Considering the fact that most research institutes were established by grants and support from government sources or universities, the experience of KISEAS is distinguishable. About the half of Institute members contributed their money for seed funding. The Institute successfully secured costs for the office maintenance and the employment of full-time researchers and research assistants through ‘bottom-up’ research projects from the Korea Research Foundation, which was unusual for non-university-based research institutes in Korea. The Institute also cooperated with the KASEAS (Korean Association of Southeast Asian Studies) to receive the project from the Korea-ASEAN Academic Exchange Fund, which required the consent of the Korean Ministry of Foreign Affairs and Trade and the ASEAN Secretariat. This helped the Institute to secure additional funds and grants for the consolidation of the organisation.

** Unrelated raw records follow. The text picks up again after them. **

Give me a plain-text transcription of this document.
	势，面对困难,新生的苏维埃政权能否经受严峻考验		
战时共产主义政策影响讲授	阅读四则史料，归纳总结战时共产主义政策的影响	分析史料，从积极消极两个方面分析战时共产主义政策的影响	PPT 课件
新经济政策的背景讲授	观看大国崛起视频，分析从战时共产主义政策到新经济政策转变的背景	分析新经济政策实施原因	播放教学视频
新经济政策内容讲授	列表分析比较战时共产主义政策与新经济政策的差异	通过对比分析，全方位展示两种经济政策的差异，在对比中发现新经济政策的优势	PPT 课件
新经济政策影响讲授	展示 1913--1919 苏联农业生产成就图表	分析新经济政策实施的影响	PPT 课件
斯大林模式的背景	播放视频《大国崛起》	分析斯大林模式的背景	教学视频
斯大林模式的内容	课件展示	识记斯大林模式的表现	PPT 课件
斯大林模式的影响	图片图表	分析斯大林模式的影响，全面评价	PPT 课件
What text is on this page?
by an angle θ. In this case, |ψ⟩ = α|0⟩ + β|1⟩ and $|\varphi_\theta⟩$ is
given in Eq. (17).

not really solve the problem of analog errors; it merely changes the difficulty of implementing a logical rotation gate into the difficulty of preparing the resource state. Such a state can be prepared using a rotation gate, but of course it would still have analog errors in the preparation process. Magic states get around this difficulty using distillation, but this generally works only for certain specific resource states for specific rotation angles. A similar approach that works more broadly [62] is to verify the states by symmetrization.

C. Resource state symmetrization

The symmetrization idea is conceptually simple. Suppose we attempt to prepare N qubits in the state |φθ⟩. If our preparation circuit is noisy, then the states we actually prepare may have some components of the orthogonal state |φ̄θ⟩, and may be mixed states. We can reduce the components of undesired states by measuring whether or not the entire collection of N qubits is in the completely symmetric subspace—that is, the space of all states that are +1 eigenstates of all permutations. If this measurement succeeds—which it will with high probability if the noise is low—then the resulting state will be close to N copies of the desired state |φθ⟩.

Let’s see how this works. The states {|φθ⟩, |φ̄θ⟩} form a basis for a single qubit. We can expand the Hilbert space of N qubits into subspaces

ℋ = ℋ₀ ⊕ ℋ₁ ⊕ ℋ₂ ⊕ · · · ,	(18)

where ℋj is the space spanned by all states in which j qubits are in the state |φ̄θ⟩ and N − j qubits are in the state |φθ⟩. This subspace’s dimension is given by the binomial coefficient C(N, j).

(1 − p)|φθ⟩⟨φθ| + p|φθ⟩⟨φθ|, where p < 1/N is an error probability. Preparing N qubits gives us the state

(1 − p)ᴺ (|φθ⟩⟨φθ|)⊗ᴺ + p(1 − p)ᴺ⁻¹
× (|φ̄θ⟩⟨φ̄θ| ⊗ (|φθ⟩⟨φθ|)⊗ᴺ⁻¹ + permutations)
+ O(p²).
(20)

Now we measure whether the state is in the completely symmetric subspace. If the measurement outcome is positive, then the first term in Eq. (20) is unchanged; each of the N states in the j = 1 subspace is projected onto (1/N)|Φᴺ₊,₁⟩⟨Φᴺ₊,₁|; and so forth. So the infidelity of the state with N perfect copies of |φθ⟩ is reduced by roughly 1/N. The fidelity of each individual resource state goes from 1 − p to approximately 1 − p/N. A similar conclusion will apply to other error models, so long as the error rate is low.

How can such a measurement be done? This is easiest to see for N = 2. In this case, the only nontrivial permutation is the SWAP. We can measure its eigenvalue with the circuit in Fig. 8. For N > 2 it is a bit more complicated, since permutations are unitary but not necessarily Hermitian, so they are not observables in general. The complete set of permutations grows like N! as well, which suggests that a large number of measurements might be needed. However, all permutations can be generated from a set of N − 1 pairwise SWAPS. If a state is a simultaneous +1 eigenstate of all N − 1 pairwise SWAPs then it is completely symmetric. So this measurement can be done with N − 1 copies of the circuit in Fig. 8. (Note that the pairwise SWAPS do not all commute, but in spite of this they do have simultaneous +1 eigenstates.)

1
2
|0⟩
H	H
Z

Waiting for the Third Generation’s Manifesto
The emergence of the third-generation scholars and the reformation of the Institute should not be regarded as a happy ending of the story yet. Inauguration of the Institute has brought the challenge of maintaining a ‘hard’ organisation for its operation to researchers who have been accustomed to a ‘soft’ organisation. In other words, a soft organisation has a low ratio of input to output, while a hard organisation requires a certain level of minimum input such as resources for maintenance. A hard organisation requires a high level of administrative capacity, resource mobilisation, disciplines and consensus of its members. Based on this viewpoint, I would like to end this essay by suggesting some future challenges for the third-generational scholars in Korea.
1. Organic Intellectuals
In general, local language fluency and fieldwork experience have often been regarded as prerequisites of an area specialist (Rhee et al., 2004: 8). However, I think we should add another characteristic of ‘organic intellectual’ for specialists in areas often categorised as ‘minor’. We, Southeast Asia area specialists, should take the roles and the attitudes of “organic intellectuals”, who can play the part of “constructor, organiser, and permanent persuader” as minority researchers for the advancement of research and building of research communities. Organic intellectual is the term used by Antonio Gramsci in Prison Notebook. If we modify the implications of the term, we may use it as a model for Southeast Asianists. Gramsci distinguished traditional intellectuals from organic intellectuals. Organic intellectuals, in comparison with traditional intellectuals, are more organised, and can be understood as a group rather than individuals. They orientate towards practical and counterhegemonic intellectuals rather than towards the status quo (Burke, 2006). I refer to the term ‘organic’ as having character and capacity which will induce interlinked cooperation of all
Looking at the history of the first and the second generations, there have been some organic intellectuals who have not only actively participated in research activities but have also organised and mobilised the resources. Unconditional support from private foundations has proved critical in the formation of institutions and development of research but those who have committed to mobilising them should not be forgotten. Without their labor in producing public goods, consolidation of the research institute would not be possible.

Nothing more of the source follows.